Madagascar est l’un des pays les plus riches de la planète sur le plan écologique, mais c’est aussi l’un de ceux où l’héritage naturel et la diversité biologique se trouvent le plus en danger.
L’île est un véritable sanctuaire animal et végétal unique au monde, mais le pays a déjà perdu plus de 85% de sa couverture forestière originelle. De nos jours la forêt malgache recule d’une heure de marche par an, 150 000 hectares de forêt sont brûlés chaque année.

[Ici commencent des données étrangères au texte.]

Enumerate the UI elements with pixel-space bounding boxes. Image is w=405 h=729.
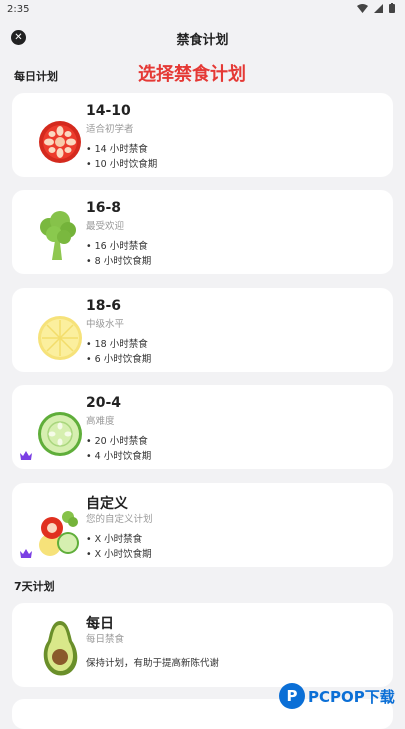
mixed-food-icon — [39, 511, 79, 556]
status-time: 2:35 — [7, 4, 30, 15]
plan-description: 保持计划，有助于提高新陈代谢 — [86, 658, 220, 669]
bullet-eating: 8 小时饮食期 — [86, 254, 152, 269]
page-title: 禁食计划 — [176, 33, 229, 48]
plan-subtitle: 高难度 — [86, 416, 115, 427]
plan-name: 20-4 — [86, 395, 122, 411]
bullet-fasting: 16 小时禁食 — [86, 239, 151, 254]
cucumber-icon — [38, 412, 82, 456]
plan-subtitle: 适合初学者 — [86, 124, 134, 135]
weekly-plan-card[interactable]: 每日 每日禁食 保持计划，有助于提高新陈代谢 — [12, 603, 393, 687]
plan-name: 16-8 — [86, 200, 122, 216]
avocado-icon — [43, 621, 78, 676]
plan-card-18-6[interactable]: 18-6 中级水平 18 小时禁食 6 小时饮食期 — [12, 288, 393, 372]
plan-name: 18-6 — [86, 298, 122, 314]
status-bar: 2:35 — [0, 0, 405, 20]
lemon-icon — [38, 316, 82, 360]
bullet-eating: X 小时饮食期 — [86, 547, 152, 562]
plan-subtitle: 您的自定义计划 — [86, 514, 153, 525]
section-title-weekly: 7天计划 — [14, 580, 55, 593]
plan-subtitle: 每日禁食 — [86, 634, 125, 645]
broccoli-icon — [40, 211, 76, 260]
watermark-text: PCPOP下载 — [308, 687, 395, 706]
plan-bullets: 16 小时禁食 8 小时饮食期 — [86, 239, 152, 269]
plan-card-20-4[interactable]: 20-4 高难度 20 小时禁食 4 小时饮食期 — [12, 385, 393, 469]
plan-bullets: X 小时禁食 X 小时饮食期 — [86, 532, 152, 562]
plan-name: 自定义 — [86, 496, 128, 512]
watermark: P PCPOP下载 — [279, 683, 395, 709]
battery-icon — [389, 3, 395, 13]
plan-card-custom[interactable]: 自定义 您的自定义计划 X 小时禁食 X 小时饮食期 — [12, 483, 393, 567]
bullet-fasting: 14 小时禁食 — [86, 142, 157, 157]
signal-icon — [374, 3, 383, 13]
status-icons — [357, 3, 395, 13]
annotation-label: 选择禁食计划 — [138, 64, 246, 85]
plan-subtitle: 最受欢迎 — [86, 221, 125, 232]
tomato-icon — [39, 121, 81, 163]
plan-card-16-8[interactable]: 16-8 最受欢迎 16 小时禁食 8 小时饮食期 — [12, 190, 393, 274]
crown-icon — [20, 549, 32, 558]
bullet-fasting: 20 小时禁食 — [86, 434, 151, 449]
plan-bullets: 20 小时禁食 4 小时饮食期 — [86, 434, 152, 464]
crown-icon — [20, 451, 32, 460]
section-title-daily: 每日计划 — [14, 70, 58, 83]
plan-name: 每日 — [86, 616, 114, 632]
bullet-eating: 6 小时饮食期 — [86, 352, 152, 367]
wifi-icon — [357, 3, 368, 13]
bullet-eating: 10 小时饮食期 — [86, 157, 158, 172]
bullet-eating: 4 小时饮食期 — [86, 449, 152, 464]
bullet-fasting: X 小时禁食 — [86, 532, 152, 547]
plan-bullets: 18 小时禁食 6 小时饮食期 — [86, 337, 152, 367]
bullet-fasting: 18 小时禁食 — [86, 337, 151, 352]
plan-bullets: 14 小时禁食 10 小时饮食期 — [86, 142, 158, 172]
plan-subtitle: 中级水平 — [86, 319, 125, 330]
plan-card-14-10[interactable]: 14-10 适合初学者 14 小时禁食 10 小时饮食期 — [12, 93, 393, 177]
watermark-logo-icon: P — [279, 683, 305, 709]
header: ✕ 禁食计划 — [0, 20, 405, 54]
plan-name: 14-10 — [86, 103, 131, 119]
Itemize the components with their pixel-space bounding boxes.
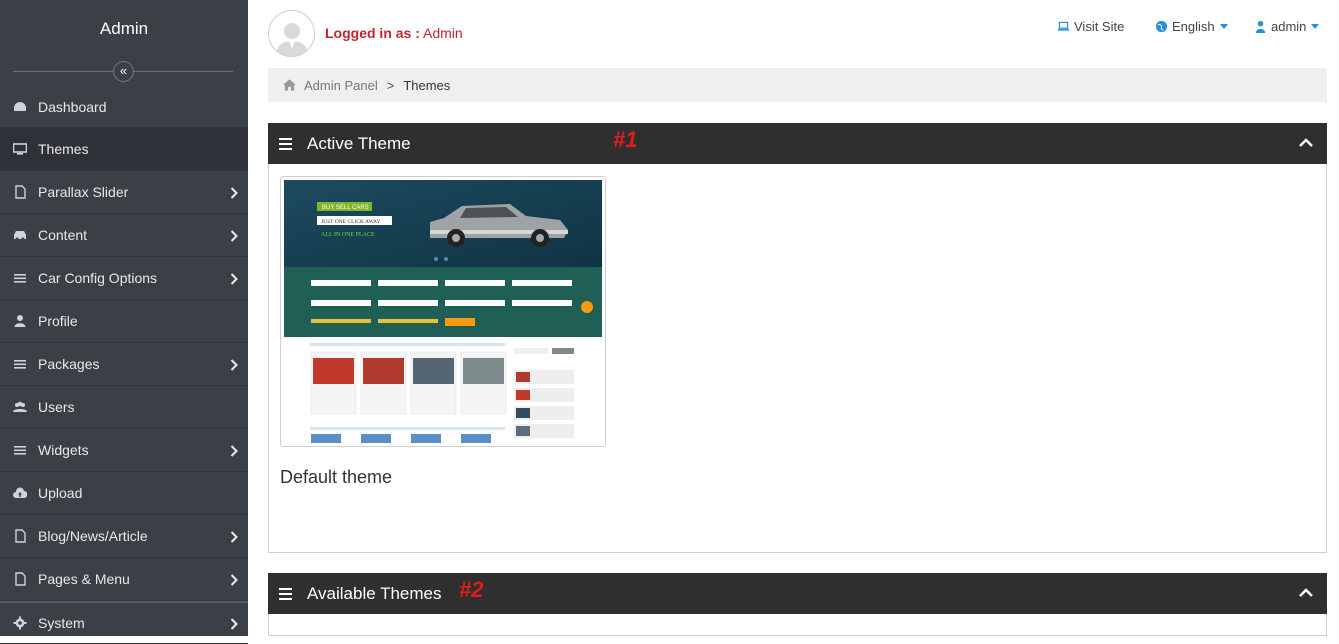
sidebar-item-car-config-options[interactable]: Car Config Options	[0, 257, 248, 300]
sidebar-item-widgets[interactable]: Widgets	[0, 429, 248, 472]
visit-site-label: Visit Site	[1074, 19, 1125, 34]
sidebar-brand: Admin	[99, 19, 149, 38]
sidebar-item-themes[interactable]: Themes	[0, 128, 248, 171]
list-icon	[0, 357, 38, 371]
globe-icon	[1155, 20, 1168, 33]
sidebar-item-label: Themes	[38, 141, 89, 157]
available-themes-panel-body	[268, 614, 1327, 636]
sidebar-item-label: Parallax Slider	[38, 184, 129, 200]
breadcrumb-separator: >	[386, 77, 395, 93]
sidebar-item-parallax-slider[interactable]: Parallax Slider	[0, 171, 248, 214]
logged-in-user: Admin	[423, 25, 463, 41]
sidebar-menu: Dashboard Themes Parallax Slider Content Car…	[0, 86, 248, 644]
list-icon	[0, 443, 38, 457]
sidebar-item-content[interactable]: Content	[0, 214, 248, 257]
chevron-right-icon	[230, 444, 238, 457]
sidebar-item-label: Widgets	[38, 442, 89, 458]
sidebar-item-label: Dashboard	[38, 98, 107, 115]
annotation-tag-1: #1	[613, 127, 638, 152]
breadcrumb-current: Themes	[403, 77, 451, 93]
collapse-sidebar-button[interactable]: «	[113, 61, 134, 82]
chevron-right-icon	[230, 229, 238, 242]
sidebar: Admin « Dashboard Themes Parallax Slider Co…	[0, 0, 248, 644]
sidebar-item-packages[interactable]: Packages	[0, 343, 248, 386]
sidebar-item-pages-menu[interactable]: Pages & Menu	[0, 558, 248, 601]
car-icon	[0, 228, 38, 242]
language-label: English	[1172, 19, 1215, 34]
menu-icon	[279, 587, 292, 600]
visit-site-link[interactable]: Visit Site	[1057, 19, 1124, 34]
chevron-up-icon[interactable]	[1299, 137, 1313, 147]
sidebar-item-system[interactable]: System	[0, 601, 248, 644]
chevron-right-icon	[230, 186, 238, 199]
thumb-badge-2: JUST ONE CLICK AWAY	[321, 219, 381, 225]
gear-icon	[0, 616, 38, 630]
sidebar-item-label: Pages & Menu	[38, 571, 130, 587]
dashboard-icon	[0, 100, 38, 114]
thumb-badge-1: BUY SELL CARS	[322, 205, 369, 211]
active-theme-name: Default theme	[280, 467, 393, 487]
language-dropdown[interactable]: English	[1155, 19, 1228, 34]
file-icon	[0, 185, 38, 199]
breadcrumb: Admin Panel > Themes	[268, 68, 1327, 102]
file-icon	[0, 529, 38, 543]
user-avatar-icon	[275, 23, 308, 56]
sidebar-item-upload[interactable]: Upload	[0, 472, 248, 515]
available-themes-panel-header: Available Themes #2	[268, 573, 1327, 614]
user-menu-label: admin	[1271, 19, 1307, 34]
logged-in-prefix: Logged in as :	[325, 25, 420, 41]
sidebar-item-label: Profile	[38, 313, 78, 329]
chevron-right-icon	[230, 617, 238, 630]
sidebar-item-blog-news-article[interactable]: Blog/News/Article	[0, 515, 248, 558]
theme-preview-graphic: BUY SELL CARS JUST ONE CLICK AWAY ALL IN…	[284, 180, 602, 443]
available-themes-title: Available Themes	[307, 583, 442, 603]
file-icon	[0, 572, 38, 586]
active-theme-panel-body: BUY SELL CARS JUST ONE CLICK AWAY ALL IN…	[268, 164, 1327, 553]
sidebar-item-profile[interactable]: Profile	[0, 300, 248, 343]
user-dropdown[interactable]: admin	[1254, 19, 1320, 34]
cloud-upload-icon	[0, 486, 38, 500]
chevron-up-icon[interactable]	[1299, 587, 1313, 597]
sidebar-item-label: System	[38, 615, 85, 631]
sidebar-item-label: Users	[38, 399, 75, 415]
annotation-tag-2: #2	[459, 577, 484, 602]
user-icon	[0, 314, 38, 328]
chevron-right-icon	[230, 272, 238, 285]
chevron-right-icon	[230, 530, 238, 543]
list-icon	[0, 271, 38, 285]
logged-in-label: Logged in as : Admin	[325, 25, 463, 41]
chevron-down-icon	[1219, 24, 1228, 29]
sidebar-item-label: Blog/News/Article	[38, 528, 148, 544]
sidebar-item-dashboard[interactable]: Dashboard	[0, 86, 248, 128]
theme-thumbnail[interactable]: BUY SELL CARS JUST ONE CLICK AWAY ALL IN…	[280, 176, 606, 447]
user-icon	[1255, 20, 1266, 33]
active-theme-title: Active Theme	[307, 133, 411, 153]
active-theme-panel-header: Active Theme #1	[268, 123, 1327, 164]
users-icon	[0, 400, 38, 414]
chevron-right-icon	[230, 358, 238, 371]
laptop-icon	[1057, 21, 1070, 31]
chevron-right-icon	[230, 573, 238, 586]
monitor-icon	[0, 142, 38, 156]
sidebar-divider: «	[0, 58, 248, 86]
sidebar-item-label: Car Config Options	[38, 270, 158, 286]
theme-preview-image: BUY SELL CARS JUST ONE CLICK AWAY ALL IN…	[284, 180, 602, 443]
sidebar-item-label: Packages	[38, 356, 100, 372]
avatar	[268, 10, 315, 57]
sidebar-item-users[interactable]: Users	[0, 386, 248, 429]
sidebar-item-label: Upload	[38, 485, 83, 501]
chevron-down-icon	[1311, 24, 1320, 29]
thumb-badge-3: ALL IN ONE PLACE	[321, 232, 375, 238]
menu-icon	[279, 137, 292, 150]
breadcrumb-admin-panel[interactable]: Admin Panel	[304, 78, 378, 93]
home-icon	[283, 79, 296, 91]
sidebar-item-label: Content	[38, 227, 88, 243]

La destruction massive de la forêt malgache est un authentique désastre, autant économique qu'écologique. C’est en effet pour nourrir leurs troupeaux, cultiver, se chauffer et cuire leurs aliments que les villageois embrasent chaque année des centaines d’hectares boisés. Si la forêt malgache est en péril, c’est que les 17 millions d’habitants de la Grande Ile le sont aussi, plus particulièrement trois quarts d’entre eux vivant dans les régions rurales.

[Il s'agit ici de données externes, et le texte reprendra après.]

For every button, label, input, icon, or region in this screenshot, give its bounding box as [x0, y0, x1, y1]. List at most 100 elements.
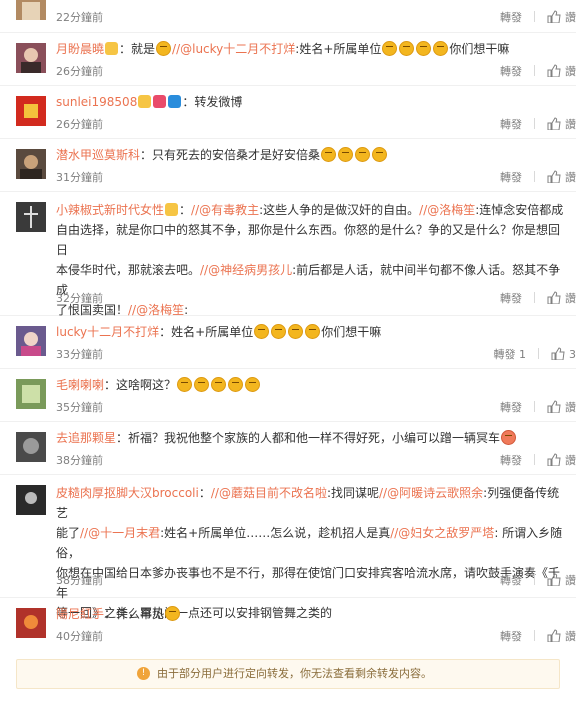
emoji-icon [177, 377, 193, 392]
avatar[interactable] [16, 432, 46, 462]
emoji-icon [165, 606, 181, 621]
comment-text: lucky十二月不打烊：姓名+所属单位 你们想干嘛 [56, 324, 382, 339]
mention-link[interactable]: //@十一月末君 [80, 526, 160, 540]
comment-time: 26分鐘前 [56, 65, 103, 78]
comment-time: 33分鐘前 [56, 348, 103, 361]
notice-text: 由于部分用户进行定向转发，你无法查看剩余转发内容。 [157, 667, 432, 680]
username-link[interactable]: sunlei198508 [56, 95, 137, 109]
thumbs-up-icon[interactable] [547, 400, 561, 413]
comment-row: sunlei198508 ：转发微博 26分鐘前 轉發 讚 [0, 86, 576, 139]
avatar[interactable] [16, 379, 46, 409]
like-button[interactable]: 讚 [565, 170, 576, 186]
emoji-icon [288, 324, 304, 339]
comment-actions: 轉發 讚 [500, 170, 576, 186]
comment-row: 月盼晨曉 ：就是//@lucky十二月不打烊:姓名+所属单位 你们想干嘛 26分鐘前… [0, 33, 576, 86]
avatar[interactable] [16, 485, 46, 515]
comment-actions: 轉發 讚 [500, 573, 576, 589]
mention-link[interactable]: //@有毒教主 [191, 203, 259, 217]
restricted-repost-notice: ! 由于部分用户进行定向转发，你无法查看剩余转发内容。 [16, 659, 560, 689]
thumbs-up-icon[interactable] [551, 347, 565, 360]
comment-text: 月盼晨曉 ：就是//@lucky十二月不打烊:姓名+所属单位 你们想干嘛 [56, 41, 510, 56]
emoji-icon [271, 324, 287, 339]
username-link[interactable]: lucky十二月不打烊 [56, 325, 159, 339]
avatar[interactable] [16, 96, 46, 126]
mention-link[interactable]: //@lucky十二月不打烊 [172, 42, 295, 56]
like-button[interactable]: 讚 [565, 400, 576, 416]
repost-button[interactable]: 轉發 [500, 453, 522, 469]
avatar[interactable] [16, 608, 46, 638]
emoji-icon [433, 41, 449, 56]
like-button[interactable]: 讚 [565, 629, 576, 645]
username-link[interactable]: 毛喇喇喇 [56, 378, 104, 392]
username-link[interactable]: 潜水甲巡莫斯科 [56, 148, 140, 162]
mention-link[interactable]: //@洛梅笙 [128, 303, 184, 317]
comment-text: 潜水甲巡莫斯科：只有死去的安倍桑才是好安倍桑 [56, 145, 566, 165]
emoji-icon [254, 324, 270, 339]
thumbs-up-icon[interactable] [547, 10, 561, 23]
like-button[interactable]: 讚 [565, 291, 576, 307]
camera-badge-icon [168, 95, 182, 108]
like-button[interactable]: 讚 [565, 573, 576, 589]
like-count[interactable]: 3 [569, 347, 576, 363]
like-button[interactable]: 讚 [565, 453, 576, 469]
comment-text: 毛喇喇喇：这啥啊这？ [56, 375, 566, 395]
comment-time: 22分鐘前 [56, 11, 103, 24]
mention-link[interactable]: //@神经病男孩儿 [200, 263, 292, 277]
vip-badge-icon [165, 203, 179, 216]
thumbs-up-icon[interactable] [547, 453, 561, 466]
verified-badge-icon [138, 95, 152, 108]
comment-row: 陽尼紅手：什么罕见 40分鐘前 轉發 讚 [0, 598, 576, 651]
avatar[interactable] [16, 149, 46, 179]
comment-text: 去追那颗星：祈福？我祝他整个家族的人都和他一样不得好死，小编可以蹭一辆冥车 [56, 428, 566, 448]
comment-time: 40分鐘前 [56, 630, 103, 643]
verified-badge-icon [105, 42, 119, 55]
comment-row: 22分鐘前 轉發 讚 [0, 0, 576, 33]
repost-button[interactable]: 轉發 1 [494, 347, 527, 363]
like-button[interactable]: 讚 [565, 64, 576, 80]
emoji-icon [211, 377, 227, 392]
repost-button[interactable]: 轉發 [500, 629, 522, 645]
comment-time: 26分鐘前 [56, 118, 103, 131]
comment-row: lucky十二月不打烊：姓名+所属单位 你们想干嘛 33分鐘前 轉發 1 3 [0, 316, 576, 369]
emoji-icon [321, 147, 337, 162]
mention-link[interactable]: //@阿暖诗云歌照余 [379, 486, 483, 500]
emoji-icon [228, 377, 244, 392]
like-button[interactable]: 讚 [565, 117, 576, 133]
repost-button[interactable]: 轉發 [500, 400, 522, 416]
comment-time: 38分鐘前 [56, 574, 103, 587]
thumbs-up-icon[interactable] [547, 629, 561, 642]
mention-link[interactable]: //@蘑菇目前不改名啦 [211, 486, 327, 500]
comment-row: 小辣椒式新时代女性 ：//@有毒教主:这些人争的是做汉奸的自由。//@洛梅笙:连悼… [0, 192, 576, 317]
username-link[interactable]: 去追那颗星 [56, 431, 116, 445]
comment-row: 潜水甲巡莫斯科：只有死去的安倍桑才是好安倍桑 31分鐘前 轉發 讚 [0, 139, 576, 192]
repost-button[interactable]: 轉發 [500, 170, 522, 186]
thumbs-up-icon[interactable] [547, 291, 561, 304]
mention-link[interactable]: //@洛梅笙 [419, 203, 475, 217]
avatar[interactable] [16, 202, 46, 232]
repost-button[interactable]: 轉發 [500, 10, 522, 26]
repost-button[interactable]: 轉發 [500, 117, 522, 133]
avatar[interactable] [16, 0, 46, 20]
comment-row: 皮糙肉厚抠脚大汉broccoli：//@蘑菇目前不改名啦:找同谋呢//@阿暖诗云… [0, 475, 576, 620]
avatar[interactable] [16, 326, 46, 356]
thumbs-up-icon[interactable] [547, 170, 561, 183]
comment-time: 38分鐘前 [56, 454, 103, 467]
comment-actions: 轉發 讚 [500, 117, 576, 133]
thumbs-up-icon[interactable] [547, 573, 561, 586]
repost-button[interactable]: 轉發 [500, 573, 522, 589]
comment-text: sunlei198508 ：转发微博 [56, 95, 243, 109]
mention-link[interactable]: //@妇女之敌罗严塔 [390, 526, 494, 540]
username-link[interactable]: 月盼晨曉 [56, 42, 104, 56]
repost-button[interactable]: 轉發 [500, 291, 522, 307]
username-link[interactable]: 皮糙肉厚抠脚大汉broccoli [56, 486, 199, 500]
repost-button[interactable]: 轉發 [500, 64, 522, 80]
username-link[interactable]: 小辣椒式新时代女性 [56, 203, 164, 217]
avatar[interactable] [16, 43, 46, 73]
like-button[interactable]: 讚 [565, 10, 576, 26]
comment-row: 去追那颗星：祈福？我祝他整个家族的人都和他一样不得好死，小编可以蹭一辆冥车 38… [0, 422, 576, 475]
emoji-icon [501, 430, 517, 445]
info-icon: ! [137, 667, 150, 680]
username-link[interactable]: 陽尼紅手 [56, 607, 104, 621]
thumbs-up-icon[interactable] [547, 117, 561, 130]
thumbs-up-icon[interactable] [547, 64, 561, 77]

Pression démographique, pratiques agricoles traditionnelles qui conduisent souvent à une exploitation abusive des ressources disponibles, pauvreté, isolement et manque d’éducation conjuguent souvent leurs effets pour nuire à la conservation de l’île. La spirale de dégradation de l’environnement va de paire avec les difficultés économiques et l’augmentation de la demande en ressources naturelles.
L’île semble ainsi enfermée dans un cercle vicieux : l’accroissement de la population exige de plus en plus de terres agricoles, lesquelles sont obtenues par brûlis, qui limite à long terme les terres cultivables et les pâturages disponibles.